Heh... Chcialam wczoraj jeszcze jedna noteczke napisac, ale nie moglam na blogi.pl wejsc.. ;(  Straszne, nie? :P  Tak wiec, co sie jeszcze wczoraj dzialo? ;)  Oj, duuzo rzeczy ;) 

Najpierw siedzialam sobie w domku i gadalam z jakimis ludkami na gg... Ale Nicol zadzwonila, zebym wyszla na dwora... Wyszlam... Nie wiedzialysmy, gdzie isc, wiec poszlysmy do... Rafalka :P  A wlasciwie, to po niego... Bo Marta mu powiedziala, zeby zlazl na dol... No i zlazl ;)  Ze swoim porabanym psem :P  Fajnie siem z nim gadalo... Ale jeszcze lepiej patrzylo, jak lapie swojego pieska :D  Boze, ludzie, zalujcie, ze tego nie widzieliscie :P ;]  Heh... A pozniej poszlam do domq i siadlam do kompka... I dalej gadalam z Nicol i Rafalem ;)

 

A dzisiaj juz gorzej bylo, bo dostalam 1 z geografii.. :/  Bo nie posluchalam Rafala, jak mi mowil, ze Olczyk mnie spytac moze i siem nie uczylam w ogole.... :/  Ehs...

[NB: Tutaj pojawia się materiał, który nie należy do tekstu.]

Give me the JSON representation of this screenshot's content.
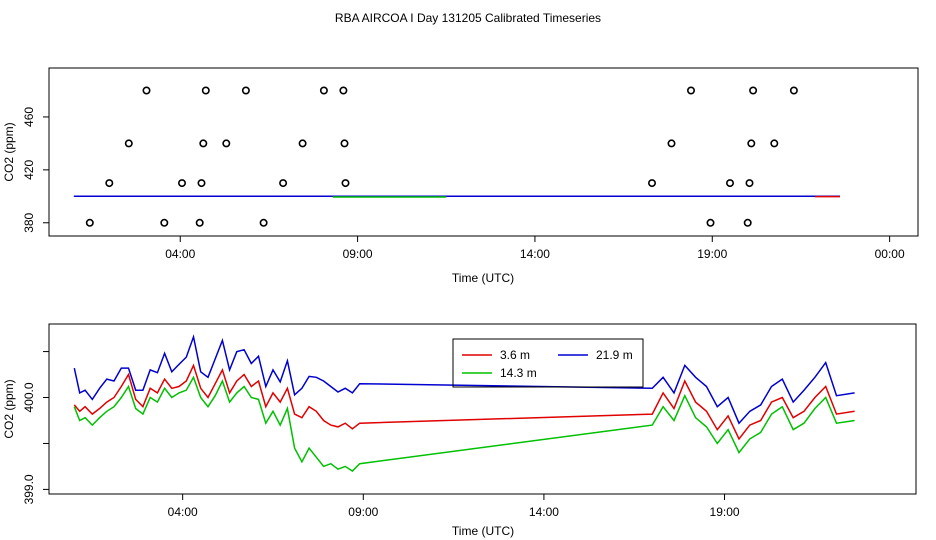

No, ale pozniej bylo lepiej :)  Bo nie mielismy techniki ;)  I godzine wczyesniej poszlismy do domciu :D  Oczywscie ja z Nicol poszlysmy na osiedle siem powloczyc... Siedzialysm na hustawkach, a tu nagle Rafal podchodzi i nas "prosi", zebysmy z nim do Kronopolu poszlu, bo on kluczy od domq nie ma :P  Heh... Poszlysmy, bo i tak nam siem nudzilo :P  Po drodze jakas zdechla jaszczurke znalezlismy, ktora Rafal oczywiscie musial sobie kopnac, a jakze... :P  No... A pozniej mi sie przypomnialo, ze w tym lesie, obok ktorego bedziemy przechodzic mojej ciotki  zanajoma gwalciciela niedawno spotkala... Ehs... Z Nicol sie wystraszylysmy i stwierdzilysmy, ze poczekamy na Rafala, az wroci z Kronopolu, bo same nie bedziemy wracac :P  No i czekalysmy... Nareszcie przylazl, wiec poszlismy do domciu.... Niestety Rafal popsol mila atmosfere stwierdzeniem: "Szymonek jest wazniejszy" (chodzilo o to, ze jest wazniejszy od nas....) Ehs.. Wtedy sprubowalam wytlumaczyc Rafalowi, co to jest przyjazn, ale jak mi sie wydaje - niezrozumial.... :/  Trudno....

Ehs, jak narazie, to chyba wszystko z dzisiajszego dnia...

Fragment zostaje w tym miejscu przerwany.